Finalmente, y como no soy representante solamente sino también ministro del Banco, es decir, el gestor activo y autorizado a quien el Directorio confía la ejecución de su consejo, ved que todas esas resoluciones de las cuales depende la marcha de vuestra vida económica y sus repercusiones civiles están, no diré que sujetas a mi arbitrio pero sí puestas en mi mano. Si hablo, mi palabra es la del Banco, y si firmo, esta firma que al pie de una carta íntima para mi hija o mi esposa, sólo tiene un valor afectivo, para vosotros, por ser la firma “autorizada”, por aparecer debajo de un sello que dice: “por el Banco de la República”, en la ventanilla de cualquier institución, pone legítimamente en vuestra manos mil pesos, cien mil pesos, un millón de pesos, es decir, todo lo que de los caudales del Banco, y dentro, naturalmente, de ciertas condiciones el Consejo haya resuelto concederos. 

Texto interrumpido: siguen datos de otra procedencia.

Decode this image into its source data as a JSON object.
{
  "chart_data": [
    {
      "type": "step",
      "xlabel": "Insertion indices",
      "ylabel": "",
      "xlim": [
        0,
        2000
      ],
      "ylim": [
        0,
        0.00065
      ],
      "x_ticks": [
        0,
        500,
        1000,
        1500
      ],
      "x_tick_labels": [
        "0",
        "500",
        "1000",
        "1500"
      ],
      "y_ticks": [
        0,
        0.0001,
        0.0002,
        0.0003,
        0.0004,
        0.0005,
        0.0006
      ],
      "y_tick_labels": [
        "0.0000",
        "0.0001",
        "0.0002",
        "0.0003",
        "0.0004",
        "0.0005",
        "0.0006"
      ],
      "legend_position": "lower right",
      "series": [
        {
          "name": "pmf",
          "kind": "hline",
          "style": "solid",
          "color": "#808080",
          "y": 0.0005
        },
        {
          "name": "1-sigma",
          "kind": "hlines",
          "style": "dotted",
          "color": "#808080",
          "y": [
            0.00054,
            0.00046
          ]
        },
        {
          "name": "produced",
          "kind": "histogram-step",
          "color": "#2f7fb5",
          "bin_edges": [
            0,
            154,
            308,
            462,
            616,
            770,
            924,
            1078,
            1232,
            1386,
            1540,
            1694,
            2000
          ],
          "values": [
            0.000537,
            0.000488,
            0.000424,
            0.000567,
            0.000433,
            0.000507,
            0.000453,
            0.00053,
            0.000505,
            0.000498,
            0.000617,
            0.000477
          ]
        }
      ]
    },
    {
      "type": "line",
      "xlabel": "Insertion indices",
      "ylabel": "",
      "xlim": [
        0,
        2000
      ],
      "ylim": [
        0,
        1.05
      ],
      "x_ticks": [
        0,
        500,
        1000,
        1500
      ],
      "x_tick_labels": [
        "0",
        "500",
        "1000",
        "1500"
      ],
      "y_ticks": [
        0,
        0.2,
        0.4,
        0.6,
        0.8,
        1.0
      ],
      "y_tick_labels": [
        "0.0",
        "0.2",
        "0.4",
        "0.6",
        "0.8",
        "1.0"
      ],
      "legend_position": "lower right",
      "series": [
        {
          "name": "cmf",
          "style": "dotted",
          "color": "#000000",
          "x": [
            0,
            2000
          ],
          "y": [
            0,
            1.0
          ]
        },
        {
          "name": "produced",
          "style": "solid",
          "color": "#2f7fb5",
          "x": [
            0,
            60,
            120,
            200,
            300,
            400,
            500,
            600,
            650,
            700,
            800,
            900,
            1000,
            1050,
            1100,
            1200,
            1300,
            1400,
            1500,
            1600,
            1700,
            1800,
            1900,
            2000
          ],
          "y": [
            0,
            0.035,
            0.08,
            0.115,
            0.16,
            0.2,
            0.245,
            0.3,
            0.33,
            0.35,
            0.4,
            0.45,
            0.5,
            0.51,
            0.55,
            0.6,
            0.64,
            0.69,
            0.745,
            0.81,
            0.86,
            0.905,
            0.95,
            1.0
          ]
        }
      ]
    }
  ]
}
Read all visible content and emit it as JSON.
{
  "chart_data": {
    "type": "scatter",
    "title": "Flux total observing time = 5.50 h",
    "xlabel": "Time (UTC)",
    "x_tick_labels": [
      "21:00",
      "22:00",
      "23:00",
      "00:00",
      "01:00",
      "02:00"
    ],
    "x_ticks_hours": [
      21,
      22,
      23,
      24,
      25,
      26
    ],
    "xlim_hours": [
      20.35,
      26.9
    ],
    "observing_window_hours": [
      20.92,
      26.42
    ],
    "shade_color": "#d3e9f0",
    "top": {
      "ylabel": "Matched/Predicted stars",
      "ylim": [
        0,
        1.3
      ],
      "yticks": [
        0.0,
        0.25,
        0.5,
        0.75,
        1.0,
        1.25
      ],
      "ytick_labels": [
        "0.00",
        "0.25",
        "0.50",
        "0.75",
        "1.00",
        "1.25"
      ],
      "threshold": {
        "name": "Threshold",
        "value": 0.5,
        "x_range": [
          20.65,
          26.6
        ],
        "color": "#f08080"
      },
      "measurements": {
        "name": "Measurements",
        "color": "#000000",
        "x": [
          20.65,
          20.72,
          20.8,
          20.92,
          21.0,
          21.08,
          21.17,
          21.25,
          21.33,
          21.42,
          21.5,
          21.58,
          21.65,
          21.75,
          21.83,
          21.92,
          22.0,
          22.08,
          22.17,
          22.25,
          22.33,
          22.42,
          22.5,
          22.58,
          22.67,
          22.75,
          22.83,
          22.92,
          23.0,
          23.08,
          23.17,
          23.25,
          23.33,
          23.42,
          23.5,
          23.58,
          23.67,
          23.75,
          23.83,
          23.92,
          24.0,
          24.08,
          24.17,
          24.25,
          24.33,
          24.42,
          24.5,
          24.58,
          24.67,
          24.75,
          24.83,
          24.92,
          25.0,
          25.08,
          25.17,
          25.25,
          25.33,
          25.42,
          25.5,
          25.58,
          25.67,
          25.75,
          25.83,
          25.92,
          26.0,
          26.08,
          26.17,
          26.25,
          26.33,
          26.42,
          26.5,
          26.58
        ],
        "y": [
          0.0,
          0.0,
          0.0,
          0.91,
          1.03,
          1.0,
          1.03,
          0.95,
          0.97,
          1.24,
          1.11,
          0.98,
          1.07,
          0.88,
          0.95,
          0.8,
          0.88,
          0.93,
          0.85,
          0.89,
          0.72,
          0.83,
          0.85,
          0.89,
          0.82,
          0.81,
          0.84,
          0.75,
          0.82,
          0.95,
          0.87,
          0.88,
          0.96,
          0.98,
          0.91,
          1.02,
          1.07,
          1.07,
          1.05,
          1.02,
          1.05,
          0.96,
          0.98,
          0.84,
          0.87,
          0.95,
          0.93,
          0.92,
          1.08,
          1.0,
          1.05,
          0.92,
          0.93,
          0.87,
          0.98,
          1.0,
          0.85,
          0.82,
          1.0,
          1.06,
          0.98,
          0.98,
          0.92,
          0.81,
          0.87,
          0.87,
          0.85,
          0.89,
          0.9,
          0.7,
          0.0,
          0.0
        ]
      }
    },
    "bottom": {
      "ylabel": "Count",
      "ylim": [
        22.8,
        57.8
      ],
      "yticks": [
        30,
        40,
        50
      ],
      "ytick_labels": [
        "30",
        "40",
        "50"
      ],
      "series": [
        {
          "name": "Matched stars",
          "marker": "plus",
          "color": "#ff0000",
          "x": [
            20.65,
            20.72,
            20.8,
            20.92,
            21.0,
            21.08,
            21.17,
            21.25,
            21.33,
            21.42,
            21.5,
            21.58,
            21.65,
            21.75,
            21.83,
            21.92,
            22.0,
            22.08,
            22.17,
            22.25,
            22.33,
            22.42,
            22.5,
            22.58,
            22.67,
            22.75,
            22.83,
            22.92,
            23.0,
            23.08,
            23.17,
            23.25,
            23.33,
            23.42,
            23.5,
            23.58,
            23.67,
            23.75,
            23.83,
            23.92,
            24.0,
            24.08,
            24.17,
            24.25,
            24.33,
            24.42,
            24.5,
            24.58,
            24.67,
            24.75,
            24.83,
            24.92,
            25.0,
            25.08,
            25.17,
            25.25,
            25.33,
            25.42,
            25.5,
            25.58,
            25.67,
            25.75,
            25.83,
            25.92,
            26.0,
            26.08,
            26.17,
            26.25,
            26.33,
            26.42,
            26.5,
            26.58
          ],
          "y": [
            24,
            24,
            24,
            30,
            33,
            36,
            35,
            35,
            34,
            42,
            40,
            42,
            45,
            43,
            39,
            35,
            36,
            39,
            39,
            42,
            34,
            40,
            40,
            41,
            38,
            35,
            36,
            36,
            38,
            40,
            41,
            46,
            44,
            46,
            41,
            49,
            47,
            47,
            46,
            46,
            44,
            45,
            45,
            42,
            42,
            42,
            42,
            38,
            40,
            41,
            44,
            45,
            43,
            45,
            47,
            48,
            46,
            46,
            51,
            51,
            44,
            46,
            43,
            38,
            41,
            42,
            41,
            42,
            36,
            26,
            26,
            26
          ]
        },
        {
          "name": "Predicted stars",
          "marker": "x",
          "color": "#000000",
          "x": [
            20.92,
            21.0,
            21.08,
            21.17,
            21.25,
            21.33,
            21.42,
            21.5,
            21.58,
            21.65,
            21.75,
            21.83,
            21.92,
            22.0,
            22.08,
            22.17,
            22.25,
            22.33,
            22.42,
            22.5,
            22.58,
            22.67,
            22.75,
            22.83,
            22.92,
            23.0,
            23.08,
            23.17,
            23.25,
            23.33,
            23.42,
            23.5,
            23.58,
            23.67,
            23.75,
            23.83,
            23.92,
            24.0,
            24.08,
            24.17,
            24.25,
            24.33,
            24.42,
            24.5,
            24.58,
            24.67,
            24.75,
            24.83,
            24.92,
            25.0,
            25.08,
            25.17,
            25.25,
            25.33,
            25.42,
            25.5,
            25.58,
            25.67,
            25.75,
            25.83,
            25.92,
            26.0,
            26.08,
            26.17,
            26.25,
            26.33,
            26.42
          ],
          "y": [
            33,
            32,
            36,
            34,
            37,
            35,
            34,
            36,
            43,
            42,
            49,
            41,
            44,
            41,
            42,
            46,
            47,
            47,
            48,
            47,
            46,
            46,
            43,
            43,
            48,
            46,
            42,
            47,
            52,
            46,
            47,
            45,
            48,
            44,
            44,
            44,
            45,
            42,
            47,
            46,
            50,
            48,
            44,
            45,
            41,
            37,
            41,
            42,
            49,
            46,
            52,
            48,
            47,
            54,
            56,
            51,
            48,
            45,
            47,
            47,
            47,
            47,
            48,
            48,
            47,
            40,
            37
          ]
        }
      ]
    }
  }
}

Como representante, pues, primero queda eliminada toda consideración personal y segundo, de esas condiciones personales lo único que interesa es que yo sea un hombre correcto y tratable, pues estoy puesto para tratar con todos, y de cabeza clara, advertida y prudente, pues mi gestión pone en vuestra manos bienes ajenos que van a impulsar y aun a transformar vuestra propia vida económica.
Ved, pues, qué misterio hay, aun humanamente hablando, en ser representante y ministro de algo. Tomamos una palabra que no es nuestra, tratamos asuntos que no nos pertenecen, y eso entraña una eliminación completa de nuestra vida privada, pues el representante y ministro depende de algo superior a él, a quien representa, y está sujeto a algo inferior a él, a quien en nombre de aquel a quien representa y bajo estrictas y tremendas responsabilidades, está obligado a atender.
Pero del sacerdote hemos dicho que es “representante y ministro de Cristo”.
Un banco sabemos lo que es; es una institución pública, oficial, un organismo que posee un enorme caudal de valores y que los facilita dentro de ciertas condiciones a fin de impulsar el bien común del país. Pero Cristo ¿qué es?

Señores, no voy a caer en la necedad de deciros a vosotros, cristianos como yo, y mejores cristianos que yo, quién es Aquél a quien todos adoramos. Pero os recuerdo simplemente, según lo que ahora interesa a mi propósito, que la existencia de Cristo está fundada en un hecho, y que ese hecho es éste: Que el Verbo se hizo carne.
Uno de la Trinidad, el Verbo, el Hijo, siendo Dios y sin dejar de serlo, tomó la naturaleza humana pasible, y vivió por redimirnos en nuestra carne de pecado, sujeta al dolor y a la muerte. En Cristo, pues, las dos naturalezas, la divina y la humana, están unidas (sin confusión ni mezcla) en la sola persona del Verbo, y todo esto fue hecho, según el consejo de Dios, para redención nuestra, es decir, a fin de que en él, en Cristo, el hombre fuera elevado a la vida divina, y sin dejar de ser hombre, tuviera con Dios una relación permanente, vital y absolutamente nueva.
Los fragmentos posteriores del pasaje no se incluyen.